A few years ago the Italian authorities introduced a rule that all tickets for football had to carry the name of the holder on, and IDs would be checked. Of course if you are arriving an hour before kick off in Italy (as opposed to 10 minutes before in England) it may not be an issue with the number of people trying to get in, but 10 minutes after kick-off and any mistakes stick out like a sore thumb, or so you’d think. I presented my Saudi Arabian Visa page in my passport and after a good 30 second study, trying to understand what my name looked like in Arabic, I was in.

We hadn’t missed much, although the two sets of fans were in full flow. The Hellas Verona fans had come in good numbers, making the 100 mile trip, to take up their place in the open stand, perfectly framed against the Alps in the distance. The covered main stand (with the €100 tickets) was half empty, with the fans enjoying the Autumnal sunshine in the cheap seats. They were soon on their feet as Giangiacomo Magnani was sent off for bringing down a Monza forward, after another long VAR review.

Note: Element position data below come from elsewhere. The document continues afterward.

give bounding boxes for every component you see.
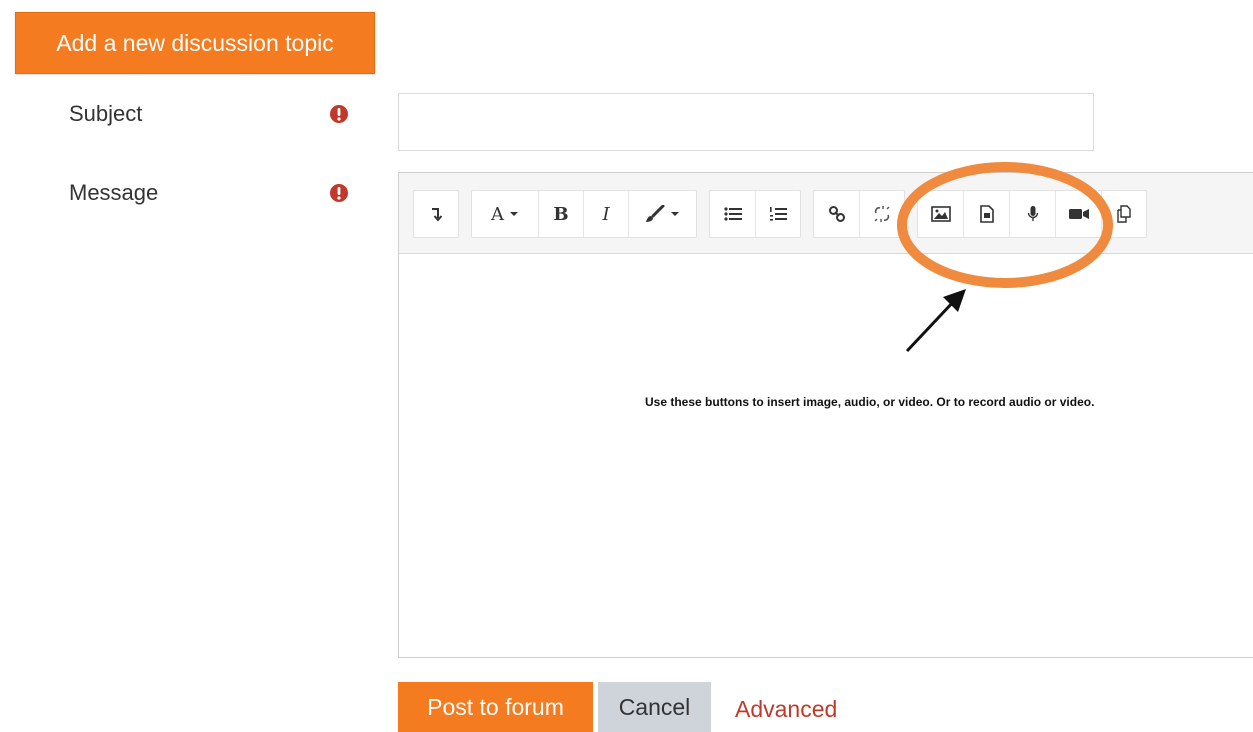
subject-input[interactable] [398,93,1094,151]
annotation-help-text: Use these buttons to insert image, audio… [645,395,1095,409]
insert-image-button[interactable] [918,191,963,237]
unlink-button[interactable] [860,191,904,237]
italic-icon: I [602,203,610,225]
insert-media-button[interactable] [964,191,1009,237]
record-video-button[interactable] [1056,191,1101,237]
toolbar-group-style: A B I [471,190,697,238]
editor-toolbar: A B I [399,173,1253,254]
manage-files-icon [1117,205,1131,223]
unordered-list-icon [723,207,742,221]
required-icon [330,105,348,123]
italic-button[interactable]: I [584,191,628,237]
post-to-forum-button[interactable]: Post to forum [398,682,593,732]
record-audio-button[interactable] [1010,191,1055,237]
chevron-down-icon [510,212,518,216]
toolbar-group-collapse [413,190,459,238]
text-color-button[interactable] [629,191,696,237]
link-icon [828,206,845,222]
insert-image-icon [930,206,951,222]
subject-label: Subject [69,101,143,126]
insert-media-icon [979,205,994,223]
add-discussion-topic-button[interactable]: Add a new discussion topic [15,12,375,74]
text-color-icon [646,205,665,222]
font-style-button[interactable]: A [472,191,538,237]
toolbar-group-media [917,190,1147,238]
unordered-list-button[interactable] [710,191,755,237]
bold-button[interactable]: B [539,191,583,237]
ordered-list-button[interactable] [756,191,800,237]
toolbar-group-links [813,190,905,238]
ordered-list-icon [770,207,787,221]
advanced-link[interactable]: Advanced [735,696,837,723]
font-style-icon: A [491,203,504,225]
message-editor: A B I [398,172,1253,658]
toolbar-group-lists [709,190,801,238]
collapse-icon [432,208,443,222]
collapse-button[interactable] [414,191,458,237]
message-label: Message [69,180,159,205]
record-video-icon [1068,209,1089,219]
bold-icon: B [553,203,569,225]
cancel-button[interactable]: Cancel [598,682,711,732]
link-button[interactable] [814,191,859,237]
unlink-icon [874,206,890,222]
manage-files-button[interactable] [1102,191,1146,237]
chevron-down-icon [671,212,679,216]
record-audio-icon [1027,206,1038,221]
required-icon [330,184,348,202]
message-textarea[interactable] [399,253,1253,657]
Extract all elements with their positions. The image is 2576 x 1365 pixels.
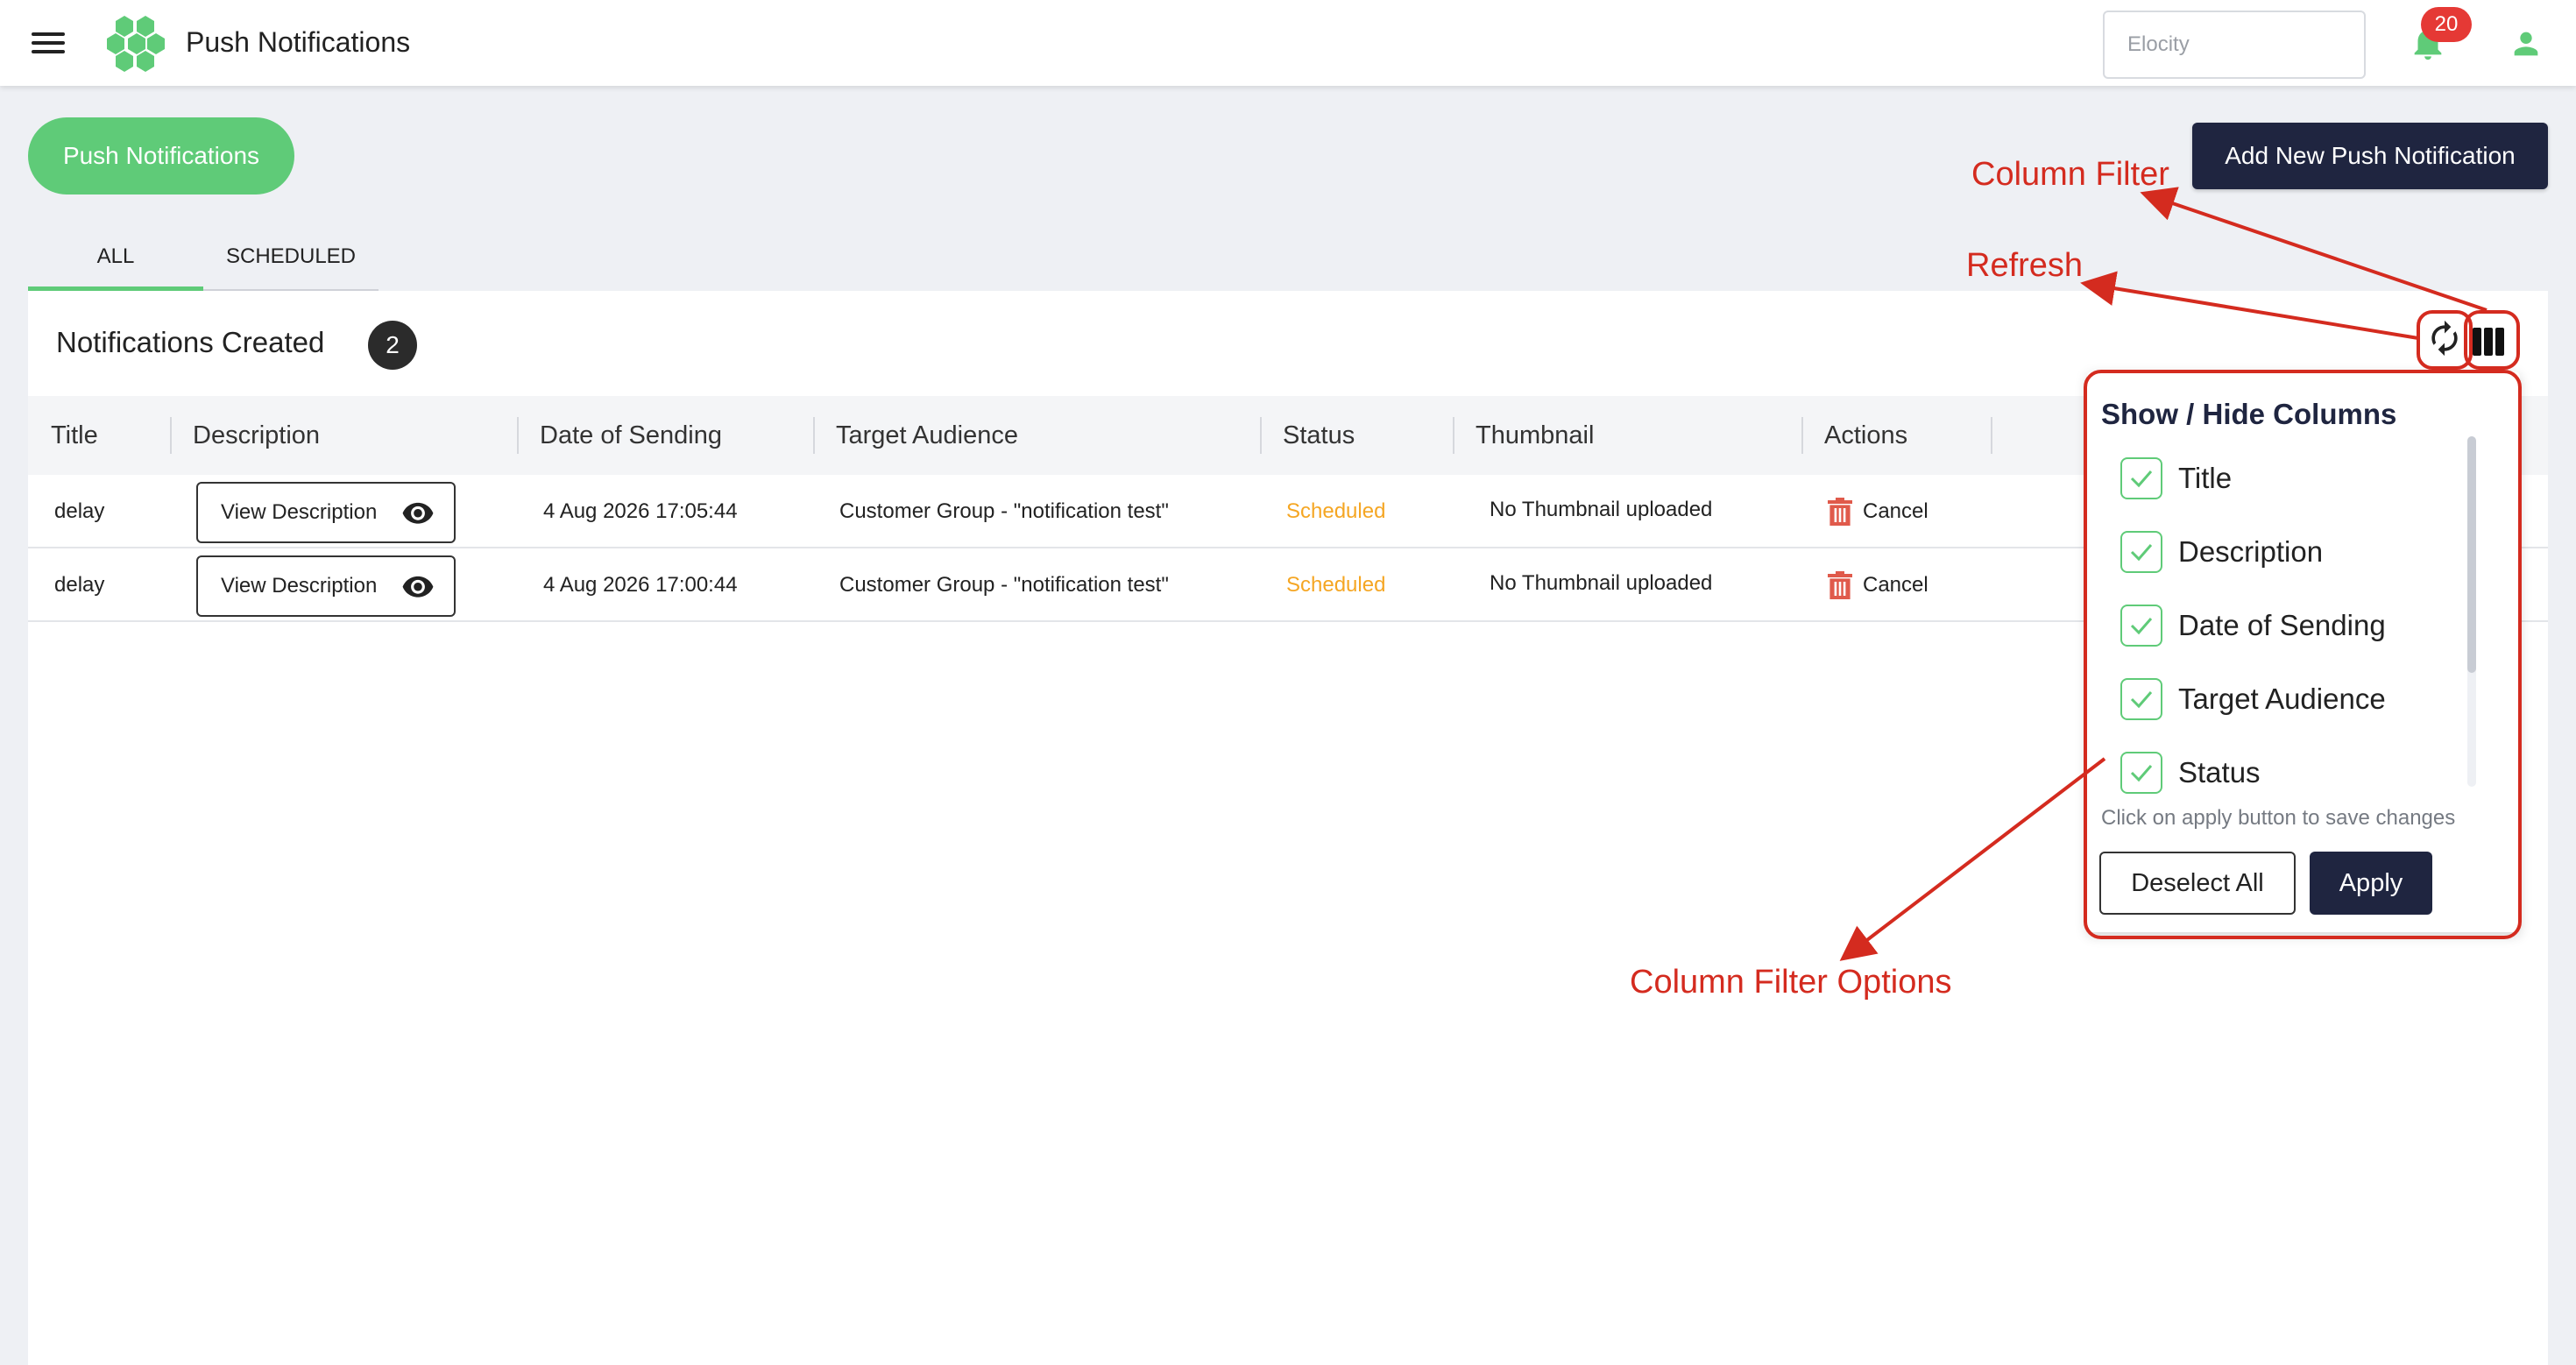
add-push-notification-button[interactable]: Add New Push Notification <box>2192 123 2548 189</box>
column-header-date[interactable]: Date of Sending <box>540 396 722 475</box>
check-icon <box>2130 765 2153 782</box>
tab-scheduled[interactable]: SCHEDULED <box>203 237 379 291</box>
cell-audience: Customer Group - "notification test" <box>839 573 1169 597</box>
annotation-column-filter: Column Filter <box>1971 156 2169 193</box>
column-divider <box>813 417 815 454</box>
top-app-bar: Push Notifications 20 <box>0 0 2576 86</box>
column-option-status[interactable]: Status <box>2120 746 2471 799</box>
cancel-label: Cancel <box>1863 573 1928 597</box>
cell-date: 4 Aug 2026 17:00:44 <box>543 573 738 597</box>
tab-all[interactable]: ALL <box>28 237 203 291</box>
table-title: Notifications Created <box>56 326 325 358</box>
cell-thumbnail: No Thumbnail uploaded <box>1490 498 1713 521</box>
organization-search-input[interactable] <box>2103 11 2366 79</box>
view-description-button[interactable]: View Description <box>196 555 456 617</box>
menu-icon[interactable] <box>32 30 67 56</box>
eye-icon <box>402 576 434 598</box>
cell-title: delay <box>54 573 105 597</box>
apply-hint: Click on apply button to save changes <box>2101 806 2456 830</box>
cell-thumbnail: No Thumbnail uploaded <box>1490 571 1713 595</box>
option-label: Date of Sending <box>2178 609 2386 641</box>
trash-icon <box>1828 571 1852 599</box>
cell-status: Scheduled <box>1286 499 1386 523</box>
logo-icon <box>107 16 165 72</box>
column-header-status[interactable]: Status <box>1283 396 1355 475</box>
cell-title: delay <box>54 499 105 523</box>
count-badge: 2 <box>368 321 417 370</box>
column-header-thumbnail[interactable]: Thumbnail <box>1476 396 1594 475</box>
section-pill: Push Notifications <box>28 117 294 194</box>
checkbox[interactable] <box>2120 605 2162 647</box>
annotation-refresh: Refresh <box>1966 247 2084 284</box>
column-header-description[interactable]: Description <box>193 396 320 475</box>
column-option-target-audience[interactable]: Target Audience <box>2120 673 2471 725</box>
column-filter-popup: Show / Hide Columns Title Description Da… <box>2087 371 2520 932</box>
view-description-label: View Description <box>221 500 378 524</box>
columns-icon[interactable] <box>2473 328 2504 356</box>
options-scrollbar[interactable] <box>2467 436 2476 787</box>
column-header-title[interactable]: Title <box>51 396 98 475</box>
cell-date: 4 Aug 2026 17:05:44 <box>543 499 738 523</box>
apply-button[interactable]: Apply <box>2310 852 2432 915</box>
check-icon <box>2130 691 2153 709</box>
column-option-description[interactable]: Description <box>2120 526 2471 578</box>
column-header-actions[interactable]: Actions <box>1824 396 1907 475</box>
cell-status: Scheduled <box>1286 573 1386 597</box>
column-divider <box>170 417 172 454</box>
check-icon <box>2130 544 2153 562</box>
trash-icon <box>1828 498 1852 526</box>
column-option-date-of-sending[interactable]: Date of Sending <box>2120 599 2471 652</box>
column-divider <box>1260 417 1262 454</box>
check-icon <box>2130 470 2153 488</box>
refresh-icon[interactable] <box>2425 319 2464 357</box>
checkbox[interactable] <box>2120 457 2162 499</box>
column-header-audience[interactable]: Target Audience <box>836 396 1018 475</box>
view-description-label: View Description <box>221 574 378 598</box>
column-divider <box>1801 417 1803 454</box>
checkbox[interactable] <box>2120 752 2162 794</box>
notification-count-badge: 20 <box>2421 7 2472 42</box>
column-option-title[interactable]: Title <box>2120 452 2471 505</box>
eye-icon <box>402 502 434 524</box>
option-label: Target Audience <box>2178 682 2386 715</box>
option-label: Status <box>2178 756 2261 789</box>
scroll-thumb[interactable] <box>2467 436 2476 673</box>
cancel-label: Cancel <box>1863 499 1928 523</box>
deselect-all-button[interactable]: Deselect All <box>2099 852 2296 915</box>
option-label: Title <box>2178 462 2233 494</box>
view-description-button[interactable]: View Description <box>196 482 456 543</box>
column-divider <box>1453 417 1454 454</box>
column-divider <box>1991 417 1992 454</box>
option-label: Description <box>2178 535 2324 568</box>
user-icon[interactable] <box>2508 26 2544 61</box>
cell-audience: Customer Group - "notification test" <box>839 499 1169 523</box>
app-title: Push Notifications <box>186 26 411 58</box>
annotation-column-filter-options: Column Filter Options <box>1630 964 1952 1001</box>
checkbox[interactable] <box>2120 678 2162 720</box>
checkbox[interactable] <box>2120 531 2162 573</box>
popup-title: Show / Hide Columns <box>2101 398 2397 430</box>
column-divider <box>517 417 519 454</box>
check-icon <box>2130 618 2153 635</box>
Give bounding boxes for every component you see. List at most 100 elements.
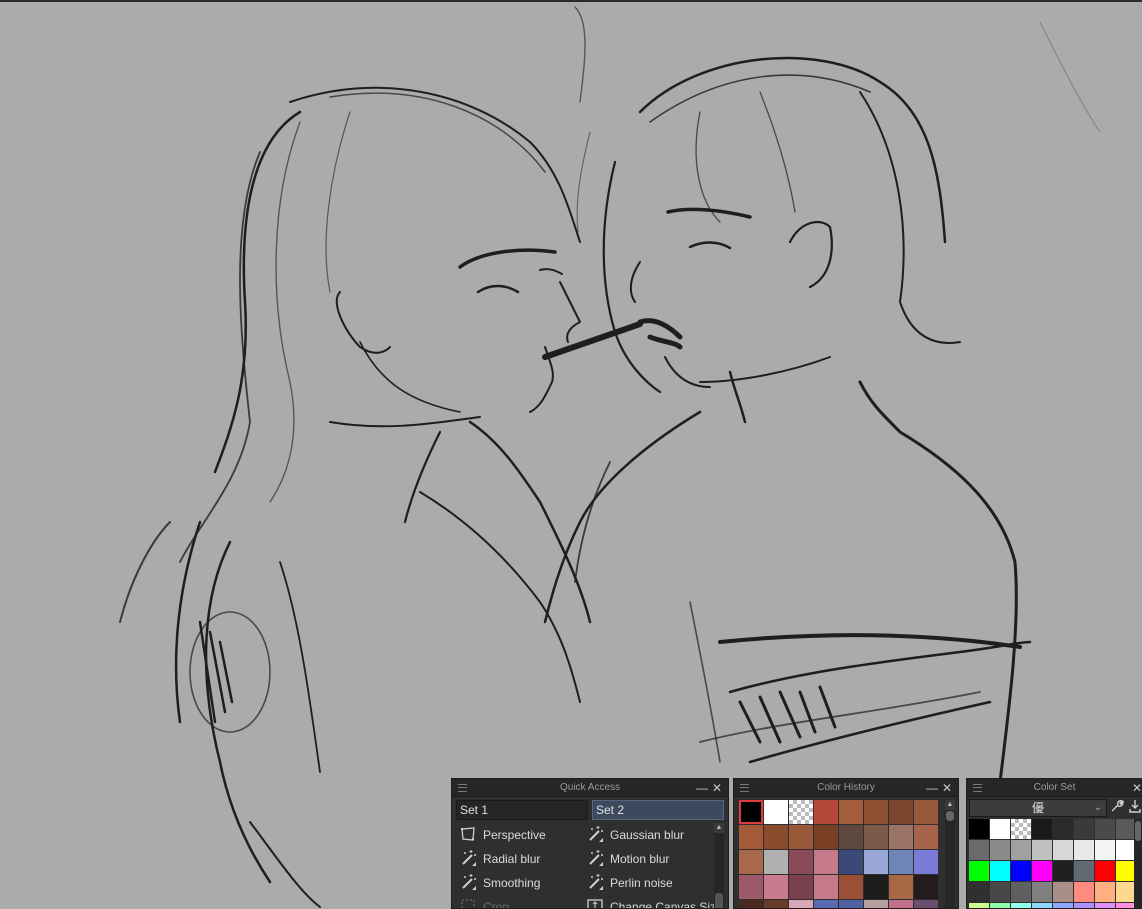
quick-access-item-perlin-noise[interactable]: Perlin noise — [585, 871, 673, 895]
color-swatch[interactable] — [1011, 882, 1031, 902]
quick-access-scrollbar[interactable]: ▲ — [714, 823, 724, 908]
color-swatch[interactable] — [914, 850, 938, 874]
color-swatch[interactable] — [839, 850, 863, 874]
color-swatch[interactable] — [1095, 819, 1115, 839]
color-swatch[interactable] — [1011, 840, 1031, 860]
color-swatch[interactable] — [990, 840, 1010, 860]
color-swatch[interactable] — [739, 800, 763, 824]
color-swatch[interactable] — [839, 875, 863, 899]
panel-grip-icon[interactable] — [740, 784, 749, 792]
color-swatch[interactable] — [789, 850, 813, 874]
quick-access-item-radial-blur[interactable]: Radial blur — [458, 847, 540, 871]
color-swatch[interactable] — [889, 850, 913, 874]
color-swatch[interactable] — [839, 825, 863, 849]
color-swatch[interactable] — [1095, 840, 1115, 860]
color-swatch[interactable] — [889, 900, 913, 908]
import-icon[interactable] — [1127, 799, 1142, 817]
color-swatch[interactable] — [1032, 861, 1052, 881]
color-swatch[interactable] — [1074, 840, 1094, 860]
tab-set-2[interactable]: Set 2 — [592, 800, 724, 820]
quick-access-item-motion-blur[interactable]: Motion blur — [585, 847, 669, 871]
color-swatch[interactable] — [1095, 903, 1115, 908]
color-swatch[interactable] — [1074, 882, 1094, 902]
color-swatch[interactable] — [990, 861, 1010, 881]
color-swatch[interactable] — [739, 850, 763, 874]
color-swatch[interactable] — [839, 800, 863, 824]
color-swatch[interactable] — [1116, 861, 1136, 881]
color-swatch[interactable] — [990, 819, 1010, 839]
color-swatch[interactable] — [969, 882, 989, 902]
color-swatch[interactable] — [864, 850, 888, 874]
color-swatch[interactable] — [1053, 819, 1073, 839]
color-swatch[interactable] — [969, 903, 989, 908]
color-swatch[interactable] — [969, 819, 989, 839]
scroll-up-icon[interactable]: ▲ — [714, 823, 724, 833]
color-swatch[interactable] — [739, 825, 763, 849]
color-swatch[interactable] — [764, 875, 788, 899]
color-swatch[interactable] — [1011, 819, 1031, 839]
wrench-icon[interactable] — [1109, 799, 1125, 817]
scroll-up-icon[interactable]: ▲ — [945, 800, 955, 810]
color-swatch[interactable] — [814, 850, 838, 874]
color-swatch[interactable] — [1011, 861, 1031, 881]
color-swatch[interactable] — [914, 825, 938, 849]
color-swatch[interactable] — [969, 840, 989, 860]
color-swatch[interactable] — [1032, 840, 1052, 860]
color-swatch[interactable] — [1053, 882, 1073, 902]
scroll-thumb[interactable] — [1135, 821, 1141, 841]
color-swatch[interactable] — [789, 800, 813, 824]
color-swatch[interactable] — [1053, 861, 1073, 881]
quick-access-item-perspective[interactable]: Perspective — [458, 823, 546, 847]
color-history-header[interactable]: Color History — ✕ — [734, 779, 958, 797]
scroll-thumb[interactable] — [946, 811, 954, 821]
color-swatch[interactable] — [1074, 903, 1094, 908]
color-swatch[interactable] — [914, 900, 938, 908]
drawing-canvas[interactable] — [0, 0, 1142, 909]
color-swatch[interactable] — [1053, 840, 1073, 860]
color-set-header[interactable]: Color Set ✕ — [967, 779, 1142, 797]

Despite having the numerical advantage it took another forty minutes for the home side to score, Carlos Augusto opening the scoring. The visitors bus had to be removed from the parking space in front of the penalty box but they were never in the game. We had a choice at this point – we could gamble on finding a taxi and staying until the end or leave now and start the long walk back to catch the 17:10 train back to Milan. We took the former and subsequently missed another 90th minute goal, Andrea Colpani doubling the lead for Monza.

I shared the good news as we started on our route march. The train was 6 minutes late. And we all know that once a train is late, it only gets later. Apart from in Italy it seemed. Every time I checked on our Olympic paced walk, it had gained a minute. With the station in sight, we saw the train slowing down at the platform. We needed tickets so we sent the youngster ahead to hold the doors. A great idea, except they held the doors open of the train heading north, rather than south to Milan much to the bemusement of the carriage. Our train was indeed still six minute late and we got on without an issue.

We had a twenty minute turnaround in Milan, the Current Mrs Fuller heading home, the rest of us heading to Turin for the final game of the weekend.

Three games, three 90 minute goals missed. Could we make in four out of four?